De bekkenbodemspieren vormen de onderafsluiting van uw bekken. De bekkenbodem is een functioneel geheel van spierweefsel en steunweefsel. Meestal kortweg de bekkenbodem genoemd. De functie van de bekkenbodem is het ondersteunen van de buikorganen ( o.a. baarmoeder blaas en darm), maar ook het afsluiten en openen van de plasbuis en de anus. Het niet goed functioneren van de bekkenbodem kan leiden tot klachten. Het kan zijn dat de spier verzwakt is of juist te gespannen. Het is van belang dat de bekkenbodem op het juiste moment het juiste doet. Spant de spier te traag of te krampachtig aan ontstaan er problemen met het ophouden of juist laten passeren van urine en/of ontlasting.
De bevalling.
Tijdens de bevalling wordt de bekkenbodem flink gerekt om uw kindje door te laten. Niet alleen het spier en bindweefsel worden gerekt maar ook de zenuwstructuren. Vrouwen merken dit aan een zwaar en snel vermoeid gevoel rondom vagina en/of anus. Herstel van de bekkenbodemspier, maar vooral van het zenuwweefsel, vergt tijd en rust. De schade die de bekkenbodem oploopt tijdens de bevalling is afhankelijk van een aantal factoren: de duur van het persen, de grootte en de ligging van het kindje en of er wel of niet sprake was van een kunstverlossing.
Na de bevalling.
De eerste dagen na de bevalling hebben zowel het bekken als de bekkenbodem rust nodig om te herstellen. Probeer veel te liggen, afgewisseld met kleine stukjes lopen in huis en een poosje zitten. Vooral lang stilstaan is onverstandig. Belangrijk: Overbelast de bekkenbodem niet door te snel en te fanatiek uw bekkenbodem te oefenen. Daar is nog alle tijd voor. En pas uw lichamelijke belasting aan, zodat u de bekkenbodem de kans geeft om te herstellen.
De eerste weken na de bevalling is het niet verstandig zware activiteiten te verrichten. U kunt ook zeggen, u kunt beter geen dingen doen waarbij u kracht moet zetten. De bekkenbodem is nog niet voldoende hersteld om de stijging van de buikdruk bij dit soort activiteiten op te vangen.
Oefeningen.
Elke pas bevallen vrouw doet er goed aan aandacht aan haar bekkenbodemspieren te besteden. Het advies is om gedurende de kraamperiode een soort ‘mini-oefeningen’ te doen. Het gaat er dan alleen maar om dat u weer gevoel begint te krijgen in het bekkenbodemgebied, de kracht komt later.

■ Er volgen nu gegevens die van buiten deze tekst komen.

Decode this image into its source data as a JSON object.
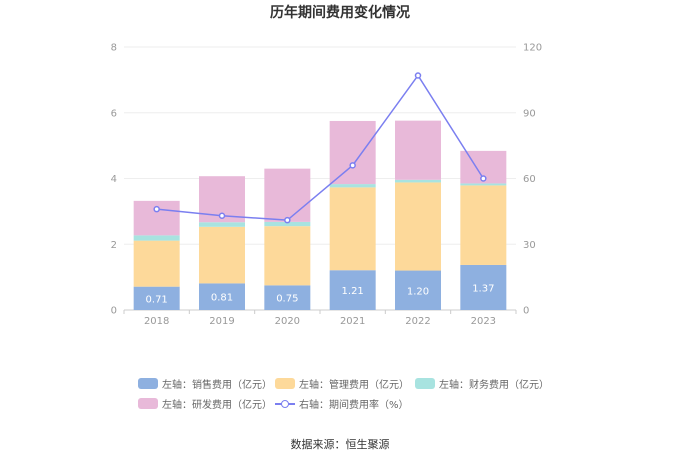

Maak een rustige intrekbeweging van de vagina en anus en concentreer u op het gevoel van loslaten.
Indien na de kraamperiode uw bekkenbodemgevoel weer teruggekeerd is en de zwelling verminderd dan mag u de oefeningen intensiveren. U probeert dan wat krachtiger (maar niet maximaal) terwijl u rustig doorademt de bekkenbodem in te trekken en dit 3-8 tellen vast te houden. Ook hierbij let u goed op het gevoel van loslaten. U kunt in feite oefenen in elke lichaamshouding, liggend, zittend, handen knieënstand of staand. Probeer bewust elke dag 2 tot 5 keer per dag de oefeningen te doen met 5 tot 15 herhalingen.
U zult merken dat na enkele weken het ophouden van urine en ontlasting weer goed gaat. Is dat niet het geval kunt u advies aan de bekkenfysiotherapeut vragen. De bekkenfysiotherapeut controleert de conditie van uw bekkenbodemspier en leert u (opnieuw) uw bekkenbodem op de juiste manier te gebruiken en geeft u oefeningen op maat. U kunt dit bespreken met uw verloskundige tijdens de nacontrole.
Een goed herstel en gebruik van uw bekkenbodem helpt klachten te voorkomen in de toekomst!
Klachten.
Veel voorkomende bekkenbodemklachten:
- Ongewild verlies van urine tijdens inspanning.
- Snel optredende aandrang om te plassen die moeilijk te onderdrukken is, al of niet met verlies van urine.
- Moeite met het ophouden van windjes en/of ontlasting.
- Het moeizaam kwijt kunnen van ontlasting (obstipatie).
- Verzakking van blaas, baarmoeder of endeldarm.
- Pijn en/of een zwaar gevoel in de onderbuik, vagina en/of anus.
- Pijn bij vrijen.
Fysiotherapie.
Bovenstaande klachten en/of problemen kunnen worden voorkomen of verholpen met behulp van fysiotherapie.